4/09/2005

My Husband's Assistant
I have written about him here before. The year he turned 50, he was involuntarily switched from another railroad department to this job. His job was blanked, so the choice was to take the job he is working or go back to the craft, and having been an assistant supervisor, he did not want to go back to the craft.

He has been on the job for four and a half years now. The job consists of patrolling the track for maintenance issues. The man lives a good sixty miles from where he starts work, and a lot of his job consists of driving because the track to be patrolled is 130 miles long. He is tired of driving. He is also "not comfortable" with making the decisions he needs to make to do his job.

I get most of this. I have been married to a railroad for almost 27 years now, so I know that the travel is wearing and so are the calls in the middle of the night and on evenings, weekends and holidays. What I don't get is being in a supervisory position and not being comfortable with making decisions.

The other night, my husband received an urgent call about a bridge in the northern part of his territory so he sent out his assistant. It was obviously the assistant's job. The call went out around 1AM, and several others had to be called, the problem being so big that my husband will have to check on it all weekend, a two hour drive each way for him.

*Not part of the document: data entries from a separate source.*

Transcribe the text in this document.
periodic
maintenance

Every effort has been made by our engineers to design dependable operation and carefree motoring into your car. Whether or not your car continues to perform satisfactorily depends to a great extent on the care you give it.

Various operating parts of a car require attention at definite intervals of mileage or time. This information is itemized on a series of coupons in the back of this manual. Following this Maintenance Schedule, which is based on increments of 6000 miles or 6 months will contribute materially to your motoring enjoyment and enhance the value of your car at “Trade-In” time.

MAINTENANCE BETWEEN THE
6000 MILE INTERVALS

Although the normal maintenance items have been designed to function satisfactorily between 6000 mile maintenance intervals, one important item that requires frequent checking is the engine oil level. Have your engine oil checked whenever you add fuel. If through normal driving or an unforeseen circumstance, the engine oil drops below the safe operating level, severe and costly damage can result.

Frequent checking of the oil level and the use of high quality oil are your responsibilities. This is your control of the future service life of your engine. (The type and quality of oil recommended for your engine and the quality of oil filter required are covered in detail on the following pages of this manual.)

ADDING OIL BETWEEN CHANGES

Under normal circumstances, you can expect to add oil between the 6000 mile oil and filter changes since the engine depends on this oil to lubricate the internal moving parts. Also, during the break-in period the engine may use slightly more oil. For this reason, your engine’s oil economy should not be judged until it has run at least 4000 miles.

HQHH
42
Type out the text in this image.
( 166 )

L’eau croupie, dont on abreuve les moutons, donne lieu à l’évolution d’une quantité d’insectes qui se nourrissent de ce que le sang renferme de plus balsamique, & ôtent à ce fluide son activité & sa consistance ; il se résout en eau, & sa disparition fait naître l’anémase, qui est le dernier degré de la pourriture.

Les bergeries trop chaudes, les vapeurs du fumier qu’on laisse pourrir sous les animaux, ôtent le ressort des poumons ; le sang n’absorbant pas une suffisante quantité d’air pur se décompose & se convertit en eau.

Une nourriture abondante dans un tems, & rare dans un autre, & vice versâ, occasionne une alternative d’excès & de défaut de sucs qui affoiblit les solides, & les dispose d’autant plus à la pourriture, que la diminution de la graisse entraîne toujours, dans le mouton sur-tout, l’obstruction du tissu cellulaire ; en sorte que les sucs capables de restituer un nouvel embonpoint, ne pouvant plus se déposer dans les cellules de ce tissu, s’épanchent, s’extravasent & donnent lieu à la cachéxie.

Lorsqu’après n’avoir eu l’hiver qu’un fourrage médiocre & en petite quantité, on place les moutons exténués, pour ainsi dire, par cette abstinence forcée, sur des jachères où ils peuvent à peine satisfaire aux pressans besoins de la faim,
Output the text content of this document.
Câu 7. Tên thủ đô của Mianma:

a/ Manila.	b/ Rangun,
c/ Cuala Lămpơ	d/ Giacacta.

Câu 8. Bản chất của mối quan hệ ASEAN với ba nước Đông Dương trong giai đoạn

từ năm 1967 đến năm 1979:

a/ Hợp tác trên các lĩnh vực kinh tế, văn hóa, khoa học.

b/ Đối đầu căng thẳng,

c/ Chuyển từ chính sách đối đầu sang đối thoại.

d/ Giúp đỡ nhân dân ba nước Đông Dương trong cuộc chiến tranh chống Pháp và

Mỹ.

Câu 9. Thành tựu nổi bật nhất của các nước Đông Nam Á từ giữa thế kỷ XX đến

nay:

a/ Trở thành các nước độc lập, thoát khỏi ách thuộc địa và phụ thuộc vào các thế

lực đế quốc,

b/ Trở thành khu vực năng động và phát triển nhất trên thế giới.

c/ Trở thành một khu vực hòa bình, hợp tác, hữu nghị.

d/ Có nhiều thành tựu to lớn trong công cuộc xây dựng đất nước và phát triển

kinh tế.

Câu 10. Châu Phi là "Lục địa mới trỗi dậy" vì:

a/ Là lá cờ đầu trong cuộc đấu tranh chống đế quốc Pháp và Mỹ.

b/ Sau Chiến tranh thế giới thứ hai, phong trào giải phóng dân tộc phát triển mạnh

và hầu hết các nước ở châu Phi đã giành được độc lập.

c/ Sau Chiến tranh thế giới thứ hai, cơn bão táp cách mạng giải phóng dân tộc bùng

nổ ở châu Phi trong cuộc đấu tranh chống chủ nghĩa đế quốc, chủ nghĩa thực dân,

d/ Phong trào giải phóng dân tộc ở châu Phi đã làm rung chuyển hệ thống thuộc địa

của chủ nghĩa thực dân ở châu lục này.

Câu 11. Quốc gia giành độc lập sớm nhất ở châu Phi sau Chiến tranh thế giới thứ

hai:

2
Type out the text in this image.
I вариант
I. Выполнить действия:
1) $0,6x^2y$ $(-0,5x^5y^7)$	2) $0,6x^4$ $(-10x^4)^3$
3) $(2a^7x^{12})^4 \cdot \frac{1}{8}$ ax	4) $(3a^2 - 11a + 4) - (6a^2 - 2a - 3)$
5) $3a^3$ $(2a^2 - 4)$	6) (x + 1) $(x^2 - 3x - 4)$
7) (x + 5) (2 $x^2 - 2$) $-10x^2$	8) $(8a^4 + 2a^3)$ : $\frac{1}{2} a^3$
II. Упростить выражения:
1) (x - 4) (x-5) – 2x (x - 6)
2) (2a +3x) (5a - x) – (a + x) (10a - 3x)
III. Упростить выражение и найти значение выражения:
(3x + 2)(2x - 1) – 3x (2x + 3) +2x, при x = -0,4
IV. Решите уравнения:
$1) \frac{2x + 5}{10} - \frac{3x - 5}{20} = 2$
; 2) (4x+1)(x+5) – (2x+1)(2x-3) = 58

The assistant went home around 4 when the troops had things under control. No big deal, really. What was a big deal is that he did not inform my husband of what was going on or that he was going home, and when my husband called him to find out if he was coming in at noon or whatever, the assistant said he would come in the next day.

Railroading is hard work. There is favoritism, I think, shown to the railroad which bought Conrail, and as a result, my husband works with half of the men he is supposed to have. The problem with that is that he doesn't have half the workload. I am sure my husband is in this particular position because he can hold things together with spit and chewing gum. Often, that is what he does, but such an approach really demands that everyone work together.

His assistant doesn't. Period. Even on patrol, although he will sometimes report things, he does not fix them unless he is forced. My husband felt compelled to say something to him about his going home, and the man's reply was that he was not going to kill himself for the railroad. Like I said, I understand that, but the point was that he, in this instance, failed to communicate.

My husband and I have often talked about the difference between "manspeak" and "womanspeak." He says that womanspeak has no business in his department because, well, there aren't any women except the occasional dispatcher, and they all speak manspeak. His assistant, however, speaks mostly womanspeak, and that is hard for my husband.

It was hard this time too, because the minute my husband pointed out the problem, his assistant went on the attack. My husband is hard to talk to (nobody else seems to think so), moral is low, my husband never pats anyone on the back... I don't believe these things are true, and while you might say that I am biased because we are, after all, talking about MY husband, I have found him to be a very good teacher. If anyone has a problem with him, it is because he does really expect you to work all day if you want to get paid for the day. Some of his employees, because the territory is so long and my husband cannot be everywhere at once, make a junior high game out of hiding. And the dodging work wouldn't even be so bad if there weren't so many other factors that are not under their control. They can't work on the track until the dispatcher gives them the track, and that seldom happens on a schedule that is convenient to their work. One of the things you have to understand about the railroad is that it make money by MOVING freight, so even though it is necessary to have track that is in good condition to move the freight efficiently, moving the freight is the first priority.

My husband's assistant says that there will be a voluntary separation from the railroad in July and that he is going to take it. I hope so. I think he is delusional at the age of 54 and with only climbing and inspecting bridges as experience, to think that he can go right out and get another job, but he certainly doesn't like this one, so maybe he belongs elsewhere. If he does leave, I hope whoever my husband gets as a replacement will care about a job well done.